L’orrore della pulizia etnica raccontato attraverso gli occhi di chi, negli anni Novanta, quella guerra la subiva tra i banchi di scuola. A Lecce, nella sala conferenze del Rettorato dell’Università del Salento, la presentazione del volume “Sarajevo, dalla guerra alla pace. Trent’anni dopo”. All’incontro, presieduto da Francesco Somaini, hanno partecipato i docenti Monica Genesin, Daniele De Luca e Ubaldo Villani Lubelli. Un confronto aperto dal saluto del rettore Maria Antonietta Aiello.

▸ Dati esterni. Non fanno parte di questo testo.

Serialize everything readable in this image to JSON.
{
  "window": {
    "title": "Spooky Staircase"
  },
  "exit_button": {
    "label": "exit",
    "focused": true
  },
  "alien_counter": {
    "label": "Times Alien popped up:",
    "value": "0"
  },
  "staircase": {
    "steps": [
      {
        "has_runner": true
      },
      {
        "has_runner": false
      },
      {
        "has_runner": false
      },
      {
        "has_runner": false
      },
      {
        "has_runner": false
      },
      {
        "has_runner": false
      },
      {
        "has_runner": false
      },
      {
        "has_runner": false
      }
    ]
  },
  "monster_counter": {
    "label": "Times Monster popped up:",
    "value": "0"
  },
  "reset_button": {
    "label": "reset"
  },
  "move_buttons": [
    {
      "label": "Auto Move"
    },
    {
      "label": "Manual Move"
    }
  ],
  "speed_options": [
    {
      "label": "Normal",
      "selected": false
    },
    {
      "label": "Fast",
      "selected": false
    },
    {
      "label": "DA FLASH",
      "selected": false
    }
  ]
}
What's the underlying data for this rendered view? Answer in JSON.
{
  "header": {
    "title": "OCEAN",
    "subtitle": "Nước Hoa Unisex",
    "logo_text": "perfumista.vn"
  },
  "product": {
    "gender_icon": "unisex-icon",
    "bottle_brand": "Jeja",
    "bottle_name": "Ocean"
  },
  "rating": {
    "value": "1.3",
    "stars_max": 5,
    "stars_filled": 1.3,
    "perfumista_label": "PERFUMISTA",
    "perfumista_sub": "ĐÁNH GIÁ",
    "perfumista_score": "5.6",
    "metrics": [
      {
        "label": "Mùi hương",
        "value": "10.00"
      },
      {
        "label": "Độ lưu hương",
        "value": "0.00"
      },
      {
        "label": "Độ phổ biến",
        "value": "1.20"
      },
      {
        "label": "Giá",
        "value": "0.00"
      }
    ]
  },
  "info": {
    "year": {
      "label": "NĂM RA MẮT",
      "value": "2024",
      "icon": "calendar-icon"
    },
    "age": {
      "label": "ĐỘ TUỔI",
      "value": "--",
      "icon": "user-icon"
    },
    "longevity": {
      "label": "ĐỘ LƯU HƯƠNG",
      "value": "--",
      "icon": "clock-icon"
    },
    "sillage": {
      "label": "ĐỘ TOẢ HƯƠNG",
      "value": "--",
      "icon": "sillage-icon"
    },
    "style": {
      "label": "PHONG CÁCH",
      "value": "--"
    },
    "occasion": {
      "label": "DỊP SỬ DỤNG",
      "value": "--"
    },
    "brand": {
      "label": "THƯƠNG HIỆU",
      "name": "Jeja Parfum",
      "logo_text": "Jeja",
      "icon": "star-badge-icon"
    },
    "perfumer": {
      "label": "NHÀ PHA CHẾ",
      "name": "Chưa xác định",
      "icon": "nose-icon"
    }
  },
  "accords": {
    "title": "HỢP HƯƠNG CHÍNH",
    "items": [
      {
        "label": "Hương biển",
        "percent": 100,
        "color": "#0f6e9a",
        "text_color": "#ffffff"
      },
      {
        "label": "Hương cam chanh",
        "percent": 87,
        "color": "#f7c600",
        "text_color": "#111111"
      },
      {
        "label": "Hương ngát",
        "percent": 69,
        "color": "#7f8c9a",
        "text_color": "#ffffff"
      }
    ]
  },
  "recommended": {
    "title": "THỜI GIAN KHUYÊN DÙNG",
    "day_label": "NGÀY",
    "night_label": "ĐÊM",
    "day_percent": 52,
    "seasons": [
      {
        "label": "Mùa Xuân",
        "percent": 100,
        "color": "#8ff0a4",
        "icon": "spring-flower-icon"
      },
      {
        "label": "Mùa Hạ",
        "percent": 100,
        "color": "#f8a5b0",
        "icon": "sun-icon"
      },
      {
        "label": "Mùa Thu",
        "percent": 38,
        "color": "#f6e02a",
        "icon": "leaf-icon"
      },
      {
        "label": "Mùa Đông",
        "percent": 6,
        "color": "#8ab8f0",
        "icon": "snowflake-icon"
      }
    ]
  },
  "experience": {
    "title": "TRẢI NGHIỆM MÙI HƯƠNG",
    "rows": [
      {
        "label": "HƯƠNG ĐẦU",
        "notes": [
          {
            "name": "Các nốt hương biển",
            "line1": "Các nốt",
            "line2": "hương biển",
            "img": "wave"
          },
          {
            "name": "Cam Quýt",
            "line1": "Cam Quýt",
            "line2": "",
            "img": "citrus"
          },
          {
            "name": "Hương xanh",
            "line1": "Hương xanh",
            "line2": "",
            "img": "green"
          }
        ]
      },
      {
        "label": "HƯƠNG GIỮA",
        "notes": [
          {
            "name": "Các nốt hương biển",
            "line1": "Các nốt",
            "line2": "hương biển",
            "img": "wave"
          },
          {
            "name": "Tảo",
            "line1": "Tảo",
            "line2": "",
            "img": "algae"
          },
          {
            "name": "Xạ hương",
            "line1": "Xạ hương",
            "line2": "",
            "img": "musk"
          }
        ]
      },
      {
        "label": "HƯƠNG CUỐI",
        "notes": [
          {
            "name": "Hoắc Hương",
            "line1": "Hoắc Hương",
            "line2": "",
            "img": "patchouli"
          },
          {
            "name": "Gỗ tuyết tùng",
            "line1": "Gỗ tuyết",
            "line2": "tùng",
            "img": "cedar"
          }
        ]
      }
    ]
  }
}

L’opera di Franco Giuliano, oltre 300 pagine in doppia lingua, ripercorre i reportage realizzati per la Gazzetta del Mezzogiorno a partire dal 1995. Al centro del racconto ci sono le lettere dei bambini di una scuola multietnica di Sarajevo, missive a cui i coetanei pugliesi risposero con una mobilitazione che portò all’invio di sette tir di regali distribuiti nelle diverse enclave della città. All’interno del volume, attraverso dei qr code si possono vedere e ascoltare (sottotitolate in doppia lingua) le interviste video a cinque ex bambine bosniache rintracciate dopo trent’anni.